When the rates of HCC during long-term ETV and TDF are compared, additional important issues should be considered. As ETV became commercially available many years before TDF in many countries, including Asia, patients with the most severe liver disease were preferentially treated with this drug. In addition, when TDF became available in these countries a few years later, physicians may have prioritized patients with obesity, diabetes and older age to ETV rather than TDF treatment owing to the renal and bone safety issues of the latter drug. This strategy may have concentrated patients with additional risk factors for HCC in the ETV cohorts. As sophisticated statistical methods can only minimize these important baseline confounders, the inclusion and analysis of homogeneous patient populations also stratified for presence/absence of cirrhosis remain of paramount importance.
 
Provided that the available studies are not concordant on this topic, is there any biological plausibility to explain why TDF may further reduce the risk of HCC in patients with CHB? Virologically, Choi et al. reported better virological response in the TDF-treated cohort.8 TDF may also lead to better reduction in serum hepatitis B surface antigen (HBsAg) levels, compared to ETV.13 Biochemically, more TDF-patients achieved ALT normalization at 1 year in Choi's cohort.8 ALT normalization during the first year of antiviral therapy is associated with lower risk of HCC and other hepatic events in patients with CHB.14 Immunologically, TDF and adefovir dipivoxil, both as nucleotide analogues, induced higher serum interferon lambda-3 (IFN-λ:3) levels than nucleoside analogues (lamivudine and entecavir).15 IFN-λ: has potent antitumor activity in murine models of hepatoma,16 which may partly explain the lower reported HCC risk in TDF-treated patients.
 
In our opinion, the observations so far are contradictory and thereby not sufficient to lead to a widespread paradigm shift in selecting TDF over ETV for treatment naïve patients.
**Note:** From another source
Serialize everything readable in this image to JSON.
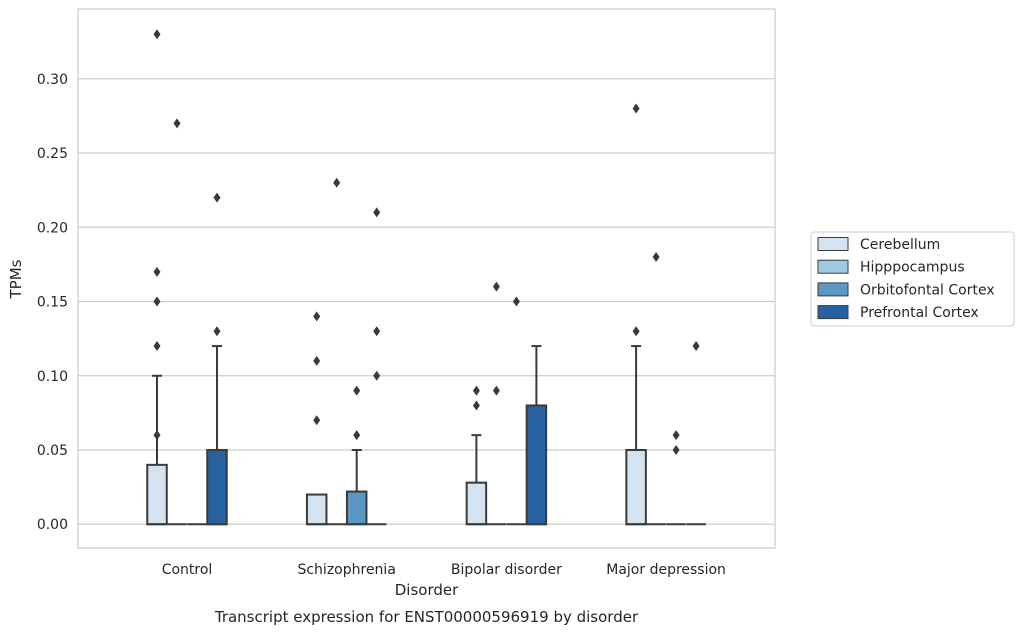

However, since the residual risk of HCC during long-term oral therapy for HBV remains the only complication affecting liver-related survival, additional observational cohorts in homogenous patients with data on liver disease severity, virologic response, and adherence to surveillance are needed.17
 
Conflict of interest
Grace Wong has served as an advisory committee member for Gilead Sciences and Janssen, and as a speaker for Abbott, Abbvie, Bristol-Myers Squibb, Echosens, Furui, Gilead Sciences, Janssen and Roche. Pietro Lampertico has served as advisor and/or speaker for BMS, Roche, Gilead Sciences, GSK, MSD, Abbvie, Janssen, Arrowhead, Alnylam, Eiger, Myr Pharma.